Sur les 116 pilotes concernés, une quarantaine n’ont aucune indemnité chômage et vivent de petits boulots ou des minimas sociaux. « J’ai un collègue qui était ingénieur en maintenance aéronautique (avant de passer son brevet de pilote) et qui maintenant lave des façades à Paris », décrit Marc. Un autre est au RSA et vit dans un logement prêté par sa famille, avec sa femme et ses deux enfants.

« Il y a les appels de la Ddass pour s’assurer que tout va bien… Il se retrouve parachuté dans la précarité en venant pourtant d’un milieu assez confortable », détaille Marc.

« Ce sont des gars qui sont passés d’un métier de pilote de ligne avec un vrai salaire, un vrai CDI, à plus rien », explique Nicolas*, un pilote expérimenté qui a longtemps travaillé pour une compagnie low-cost avant de rejoindre Air France. Lui aussi est dans l’attente.

« Absence de visibilité »

Quand la crise a explosé, le marché du travail des pilotes était en pleine expansion depuis environ trois ans, après une longue convalescence post-crise de 2008. « Nous avons tous été surpris par l’ampleur de la déflagration », insiste Marc. « Du jour au lendemain, 95% du trafic s’est effondré sans que nous y soyons préparés ».

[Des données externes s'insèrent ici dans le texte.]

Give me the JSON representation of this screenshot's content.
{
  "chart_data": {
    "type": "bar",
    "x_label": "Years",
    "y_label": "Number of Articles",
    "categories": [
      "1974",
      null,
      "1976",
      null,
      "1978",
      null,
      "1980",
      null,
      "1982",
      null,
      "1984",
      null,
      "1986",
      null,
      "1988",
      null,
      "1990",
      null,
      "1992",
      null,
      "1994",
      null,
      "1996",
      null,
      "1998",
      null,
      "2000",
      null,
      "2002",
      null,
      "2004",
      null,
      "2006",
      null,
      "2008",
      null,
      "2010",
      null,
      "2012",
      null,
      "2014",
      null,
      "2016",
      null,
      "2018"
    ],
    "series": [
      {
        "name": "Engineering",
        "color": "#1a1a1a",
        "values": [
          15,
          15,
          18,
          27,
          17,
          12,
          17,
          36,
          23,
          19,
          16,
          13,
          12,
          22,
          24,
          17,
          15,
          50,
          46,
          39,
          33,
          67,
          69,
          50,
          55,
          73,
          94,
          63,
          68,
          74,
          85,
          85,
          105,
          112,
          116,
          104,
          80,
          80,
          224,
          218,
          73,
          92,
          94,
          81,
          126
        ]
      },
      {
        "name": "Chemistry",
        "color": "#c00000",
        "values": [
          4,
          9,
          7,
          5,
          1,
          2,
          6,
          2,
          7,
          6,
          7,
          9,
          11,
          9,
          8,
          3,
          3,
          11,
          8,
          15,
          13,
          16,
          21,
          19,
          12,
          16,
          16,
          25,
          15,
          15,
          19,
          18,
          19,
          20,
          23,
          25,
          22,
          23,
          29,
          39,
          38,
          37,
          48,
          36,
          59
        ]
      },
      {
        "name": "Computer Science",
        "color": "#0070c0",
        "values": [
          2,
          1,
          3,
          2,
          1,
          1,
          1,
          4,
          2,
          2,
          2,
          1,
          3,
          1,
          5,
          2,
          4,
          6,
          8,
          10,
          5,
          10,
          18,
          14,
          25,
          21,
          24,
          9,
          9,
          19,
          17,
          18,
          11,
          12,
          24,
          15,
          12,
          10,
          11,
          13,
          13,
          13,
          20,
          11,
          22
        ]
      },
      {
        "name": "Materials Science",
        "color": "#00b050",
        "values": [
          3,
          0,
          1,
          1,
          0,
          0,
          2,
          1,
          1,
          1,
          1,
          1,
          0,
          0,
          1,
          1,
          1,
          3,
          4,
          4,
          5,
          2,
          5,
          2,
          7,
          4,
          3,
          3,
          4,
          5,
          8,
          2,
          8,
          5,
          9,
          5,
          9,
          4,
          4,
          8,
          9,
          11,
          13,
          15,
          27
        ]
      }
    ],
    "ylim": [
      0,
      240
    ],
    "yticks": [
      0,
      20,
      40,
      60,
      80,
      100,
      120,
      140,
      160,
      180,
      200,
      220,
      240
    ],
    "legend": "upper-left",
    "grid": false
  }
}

D’après Eurocontrol, le retour du trafic aérien au niveau de 2019 n’est pas prévu avant 2024, voire 2029 pour les scénarios plus pessimistes.

La direction d’Air France confirme qu’elle « considère avoir un engagement envers les 116 pilotes » mais se garde de donner des perspectives claires. « Il n’y aura pas de solution tant qu’il n’y aura pas de besoin », assure Guillaume Schmid, vice-président du SNPL, syndicat majoritaire chez les pilotes d’Air France.

Pour le moment, les moyens engagés par Air France plafonnent à entre 40 et 45% de l’activité de janvier 2020.

En attendant, « on a réussi à négocier qu’ils puissent conserver leurs qualifications et on a mis en place des cagnottes pour les plus précaires », poursuit Guillaume Schmid. Même si une rupture conventionnelle collective a permis le départ de 360 pilotes de la compagnie cet été, cette situation d’attente « pourrait durer un certain temps », craint-il.

Le plus dur, « c’est l’absence totale de visibilité », déplore Marc. Surtout que « la plupart des gens sont pieds et poings liés avec des échéances de remboursement » en raison du prix onéreux de leur formation, ajoute-t-il.

Le prix moyen d’un diplôme de pilote va de 60.000 à 100.000 euros dans le privé, sans compter la qualification type Airbus ou Boeing, qui coûte environ 30.000 euros.